Another critical entity that needs to be distinguished from fibrous dysplasia in any location is a low-grade osteosarcoma. Radiologic imaging can help lead to a diagnosis of osteosarcoma if the lesion demonstrates a more infiltrative border and lacks a sclerotic rim. While the bone trabeculae in osteosarcoma can display complex shapes and branching as in fibrous dysplasia, the architecture tends to be simpler. Osteosarcoma may entrap preexisting lamellar bone, while fibrous dysplasia comprised woven bone. Most notably, the spindle cell component of osteosarcomas is more cellular and mitotically active, and exhibits cytologic atypia. Osteoblastic rimming may or may not be present in osteosarcoma. MDM2, CDK4, and FRS2 amplifications have been detected in the vast majority of low-grade osteosarcomas; detection of amplifications can be detected by immunohistochemistry or FISH for the MDM2 and CDK4 genes.[21,22] While there are reports of GNAS mutations in low-grade osteosarcomas, there has been a lack of reproducibility in subsequent studies and GNAS mutations are thought to be relatively reliable in distinguishing the 2 entities.[23-26] Taking into account these histologic and molecular features, the appropriate diagnosis can be reached in most cases.

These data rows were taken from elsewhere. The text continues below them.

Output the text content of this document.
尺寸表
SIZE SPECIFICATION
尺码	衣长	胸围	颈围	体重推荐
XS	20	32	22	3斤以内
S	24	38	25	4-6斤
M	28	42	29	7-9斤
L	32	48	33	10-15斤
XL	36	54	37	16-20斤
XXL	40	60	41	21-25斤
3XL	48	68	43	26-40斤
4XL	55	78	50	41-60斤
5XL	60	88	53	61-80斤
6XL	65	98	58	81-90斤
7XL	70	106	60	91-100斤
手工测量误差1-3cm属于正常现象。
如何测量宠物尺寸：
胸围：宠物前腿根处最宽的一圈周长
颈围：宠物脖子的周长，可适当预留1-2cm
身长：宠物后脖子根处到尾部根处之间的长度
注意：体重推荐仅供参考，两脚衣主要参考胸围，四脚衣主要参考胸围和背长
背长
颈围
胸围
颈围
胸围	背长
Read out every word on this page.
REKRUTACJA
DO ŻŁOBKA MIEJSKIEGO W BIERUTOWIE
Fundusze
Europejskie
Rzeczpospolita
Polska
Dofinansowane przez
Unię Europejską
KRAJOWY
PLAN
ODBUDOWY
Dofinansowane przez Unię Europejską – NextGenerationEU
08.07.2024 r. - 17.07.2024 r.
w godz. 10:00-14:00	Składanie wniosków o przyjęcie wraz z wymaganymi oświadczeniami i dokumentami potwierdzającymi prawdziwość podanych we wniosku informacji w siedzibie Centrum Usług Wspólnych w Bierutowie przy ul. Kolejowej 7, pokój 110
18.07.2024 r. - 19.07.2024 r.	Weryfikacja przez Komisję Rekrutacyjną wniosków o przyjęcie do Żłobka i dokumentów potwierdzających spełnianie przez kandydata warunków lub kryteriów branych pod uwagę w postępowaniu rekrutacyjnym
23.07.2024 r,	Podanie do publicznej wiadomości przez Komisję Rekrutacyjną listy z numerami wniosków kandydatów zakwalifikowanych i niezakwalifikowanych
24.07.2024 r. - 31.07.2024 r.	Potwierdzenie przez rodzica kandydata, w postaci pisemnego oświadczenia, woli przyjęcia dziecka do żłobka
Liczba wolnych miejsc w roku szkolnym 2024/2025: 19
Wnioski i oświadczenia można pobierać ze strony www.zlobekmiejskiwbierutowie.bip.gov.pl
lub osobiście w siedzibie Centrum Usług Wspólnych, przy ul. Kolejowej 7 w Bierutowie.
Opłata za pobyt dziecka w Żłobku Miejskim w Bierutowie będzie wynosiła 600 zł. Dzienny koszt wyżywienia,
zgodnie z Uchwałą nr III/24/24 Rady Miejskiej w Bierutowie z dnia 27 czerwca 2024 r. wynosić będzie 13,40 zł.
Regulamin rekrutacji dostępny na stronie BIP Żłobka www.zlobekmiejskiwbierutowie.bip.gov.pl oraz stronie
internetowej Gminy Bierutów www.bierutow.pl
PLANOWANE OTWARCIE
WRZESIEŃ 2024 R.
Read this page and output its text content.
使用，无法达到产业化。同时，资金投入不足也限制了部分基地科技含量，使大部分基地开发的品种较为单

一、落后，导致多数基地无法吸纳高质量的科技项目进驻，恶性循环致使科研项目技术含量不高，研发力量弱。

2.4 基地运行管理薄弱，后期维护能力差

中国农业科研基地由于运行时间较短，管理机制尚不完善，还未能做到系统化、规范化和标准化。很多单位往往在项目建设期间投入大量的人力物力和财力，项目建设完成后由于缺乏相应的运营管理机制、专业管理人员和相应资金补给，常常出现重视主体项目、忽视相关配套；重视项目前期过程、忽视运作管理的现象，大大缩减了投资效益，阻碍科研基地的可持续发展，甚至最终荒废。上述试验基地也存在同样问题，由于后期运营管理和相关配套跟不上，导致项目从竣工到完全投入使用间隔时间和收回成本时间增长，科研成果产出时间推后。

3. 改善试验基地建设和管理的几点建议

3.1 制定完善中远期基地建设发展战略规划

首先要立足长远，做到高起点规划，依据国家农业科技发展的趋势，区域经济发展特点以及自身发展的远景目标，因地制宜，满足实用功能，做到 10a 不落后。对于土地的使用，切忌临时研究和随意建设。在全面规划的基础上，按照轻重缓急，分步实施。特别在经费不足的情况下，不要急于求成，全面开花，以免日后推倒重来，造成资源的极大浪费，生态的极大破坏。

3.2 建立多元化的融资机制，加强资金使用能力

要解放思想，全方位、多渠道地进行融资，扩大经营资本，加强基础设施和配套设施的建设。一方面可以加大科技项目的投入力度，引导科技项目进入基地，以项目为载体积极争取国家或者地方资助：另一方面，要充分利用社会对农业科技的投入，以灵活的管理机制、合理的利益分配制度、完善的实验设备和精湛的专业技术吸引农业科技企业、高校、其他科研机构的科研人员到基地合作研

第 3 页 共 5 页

In summary, fibrous dysplasia is an uncommonly encountered lesion of bone that can have unexpected presentations. Monostotic fibrous dysplasia of the spine with secondary ABC formation is rare. This presentation brings up important additional differential diagnoses that are not always considered with fibrous dysplasia, notably primary ABC. We have reviewed the histologic and molecular features that are most helpful in distinguishing these entities. Fibrous dysplasia is an important diagnosis to consider in a radiolucent bone lesion with a sclerotic margin of any site, keeping in mind the morphologic overlap with entities seen there.